Let’s face it, reading about pension plans is not exciting. It’s not fun to write about them either. I’ve been putting off this post for over 3 days because the content was so dry.
So, let’s make it quick, easy to consume, and easy to apply to your life.
If you’re over 21, based in the USA and have worked at AbbVie for longer than five years, you are eligible for the pension plan.
The formula is everything when it comes to understanding your benefit at retirement.
In the calculation of the pension benefit, it takes into consideration your average earnings for the last five years of employment. These earnings are regular base and overtime pay, reduced for contributions to tax-deferred plans. Bonuses, deferred compensation payments and awards are not included. The maximum income that can be used in 2019 per IRS rules is $275,000.
TIP #1: If you’re making over $275,000, then for purposes of the pension, you should be trying to defer all income above this. Not only will it save you in taxes now and provide income for the future, but it doesn’t increase your pension benefit if you receive it as income. However, if you receive income over $275,000, then AbbVie may include it the excess in a Supplemental Pension plan, but that is not guaranteed. Make sure you’re maxing out your 401(k), HSA and putting money in to AbbVie’s Deferred Compensation Plan (if applicable).
TIP #2: Your goal in the last five years of employment, if you make under $275,000, is to make as much money as possible. Only the last five years of earnings are taken into consideration for the pension benefit, so try and time a promotion / pay rise to fit into that window, or accelerate overtime pay during that time to increase your income.
The pension is calculated using the given formula:
(1.1%) x (Average of last five years earnings) x (Years of Service) = ANNUAL BENEFIT
TIP #3: Don’t work longer than you have to as the Years of Service portion is maxed out at 35 years. BUT, there is also a penalty for retiring at 55 and starting your pension immediately. Your pension benefits will be reduced by 5% per year for every year you start your pension before age 62. If you retire at age 55, then this could be up to a 35% permanent reduction in benefits.

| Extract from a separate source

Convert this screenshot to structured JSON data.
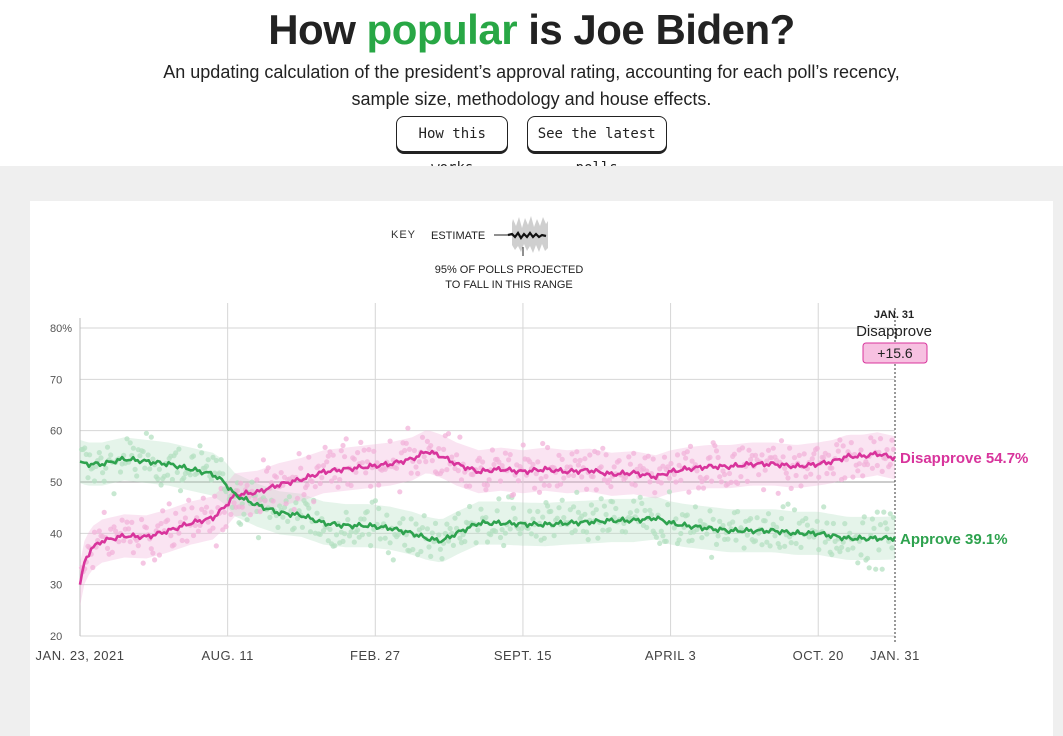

TIP #4 : If you HAVE to retire before the age of 62, then don’t start your pension straight away. Make sure you have some income coming in (think 401k withdrawals or deferred compensation payouts) to bridge the gap and keep your pension benefits in tact until age 62 – and for the rest of your retirement.
When you take your pension, you’re going to be given a number of options when it comes to receiving the money. It can either be given to you in monthly payments for the rest of your life, for a specific period of time, split between you and your spouse, or in a lump sum.
Tip 5: While it’s easy to think of taking the payment that covers both you and your spouse (50% or 100% to your partner), it sometimes does not make financial sense to do that. If you spouse is older than you, chances are you might outline them. So why take a smaller payment with the chance that you could have had a higher payment and not needing the survivor benefit. Additionally, instead of taking the survivor option and having a lower payment for your life, you can find out what it would take to put life insurance in place that would provide a lump sum payment when you die. This is called Pension Maximization and is covered in more detail here.
Tip 6: Sometimes the lump sum option can be great and others times it’s not – and it’s all due to interest rates. When interest rates are low, that means your lump sum payout will be higher. When there are higher rates, the payment will be lower. But don’t go on this metric – how financially stable is AbbVie when you are looking to receive your pension? Would you like to leave them with the risk of paying you, or are you comfortable taking the lump sum and trying to generate income for yourself?
As you can see, there are a number of things to think about when optimizing your situation for your pension. Some of them can happen as far away as five years away from retirement while other large decisions can happen the day before you retire.